Русский «Неаполь»
№ 8 (97), ноябрь 2009
В Московском академическом музыкальном театре имени Станиславского и Немировича-Данченко состоялась долгожданная премьера балета «Неаполь» датского хореографа позапрошлого столетия Августа Бурнонвиля. Мне посчастливилось посетить генеральную репетицию накануне спектакля. По сути, это было полноценное представление – собравшимся зрителям было предложено реагировать на сценическое действо, как на настоящий спектакль.
Из балетов Бурнонвиля в нашей стране время от времени исполняется лишь «Сильфида», остальные же публике практически неизвестны. «Неаполь», впервые увидевший свет в 1842 году на сцене Датского Королевского балета, в России ранее не ставился, хотя на родине он «живет» уже более полутора столетий. На русскую сцену спектакль перенесли хореограф Франк Андерсен, в прошлом ведущий солист Датского Королевского театра, впоследствии – его художественный руководитель, а также художник-сценограф Микаэль Мелби (Дания) и художник по костюмам Дейдре Кленси (Великобритания). Музыкальный руководитель постановки – главный дирижер театра Феликс Коробов. Зная балет по видеозаписям, можно сказать, что в Москве он поставлен почти в оригинальном виде.
По словам Ф. Андерсена, одной из главных проблем для российской балетной труппы явилась пантомима, коей в «Неаполе» достаточно много, особенно в первом и втором актах. В последние десятилетия «язык жестов» из балета тщательно изгонялся, как нечто отжившее, – в результате мы почти потеряли этот вид пластического искусства, бывший столь неотъемлемой частью романтического танца. Но оказалось, что восстанавливать тяжелее, чем сохранять: российским артистам балета ныне трудно «разговаривать» руками, и, хотя была проделана очень большая работа, в пантомимических эпизодах все же не было той естественности, которую мы наблюдаем у танцовщиков европейских трупп. Временами это напоминало «руки-мельницы» или однообразно-страстные утрированные жесты а la знойная Италия на русский лад.
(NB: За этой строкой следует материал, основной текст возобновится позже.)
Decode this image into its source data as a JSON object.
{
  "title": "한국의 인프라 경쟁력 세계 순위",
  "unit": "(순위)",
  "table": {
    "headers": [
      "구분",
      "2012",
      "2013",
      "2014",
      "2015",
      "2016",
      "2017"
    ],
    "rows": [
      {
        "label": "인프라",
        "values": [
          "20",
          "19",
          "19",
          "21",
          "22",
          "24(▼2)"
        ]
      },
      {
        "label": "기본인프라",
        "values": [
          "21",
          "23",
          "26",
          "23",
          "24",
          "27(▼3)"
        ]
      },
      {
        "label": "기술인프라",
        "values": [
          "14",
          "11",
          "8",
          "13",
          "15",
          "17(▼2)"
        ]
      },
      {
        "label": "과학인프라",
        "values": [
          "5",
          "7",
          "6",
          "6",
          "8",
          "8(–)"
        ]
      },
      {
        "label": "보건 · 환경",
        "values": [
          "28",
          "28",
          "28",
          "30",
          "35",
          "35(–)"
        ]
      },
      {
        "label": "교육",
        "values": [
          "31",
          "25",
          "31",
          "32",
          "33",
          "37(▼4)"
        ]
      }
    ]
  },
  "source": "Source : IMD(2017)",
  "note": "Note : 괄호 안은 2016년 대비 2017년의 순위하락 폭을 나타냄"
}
Лучше всего удались чисто танцевальные номера. Безусловно, труппа театра имени Станиславского и Немировича-Данченко – одна из лучших в России. Самой впечатляющей оказалась, пожалуй, сцена свадьбы из третьего акта – яркая картина жизни Неаполя, полная характерных танцев. Для А. Бурнонвиля была важна именно реалистичность первого и третьего актов в противовес типично романтическому «подводному» волшебству второго. В них хореограф отразил свои впечатления от этого города, его пестрой и многообразной жизни, где глаз не может сразу охватить происходящее. Все это очень хорошо было передано на сцене.
К сожалению, впечатление временами портила некоторая немузыкальность танцовщиков. Создавалось ощущение, что для них нет большой разницы, как танцевать: просто под отбивание такта или под конкретные звуки, при том что музыка в «Неаполе», сочиненная композиторами Н. В. Гаде, Э. М. Э. Хельстедом, Х. С. Паулли, Х. К. Лумбю, достаточно высокого качества. Связано ли это с тем, что еще в балетных училищах не воспитывается привычка слушать музыку? Трудно утверждать, но характерный пример: на генеральной репетиции большинство публики составили ученики, студенты хореографических учебных заведений, а также артисты балета. Когда после антракта зазвучало вступление к третьему действию, на музыку почти никто не обращал внимания – шли разговоры, обсуждения. Но вот когда подняли занавес и начали танцевать – все стихло и взоры обратились на сцену. Однако с середины XIX века увертюра – уже не просто «призыв к вниманию»: это часть спектакля, несущая смысловую нагрузку! А уж интермедии между актами – тем более.
Но в целом, несмотря на разные недочеты, у меня остались хорошие воспоминания от этой постановки. При выходе из театра не было ощущения зря потраченного времени, ибо, к сожалению, именно время в наши дни нередко становится одним из главных критериев оценки.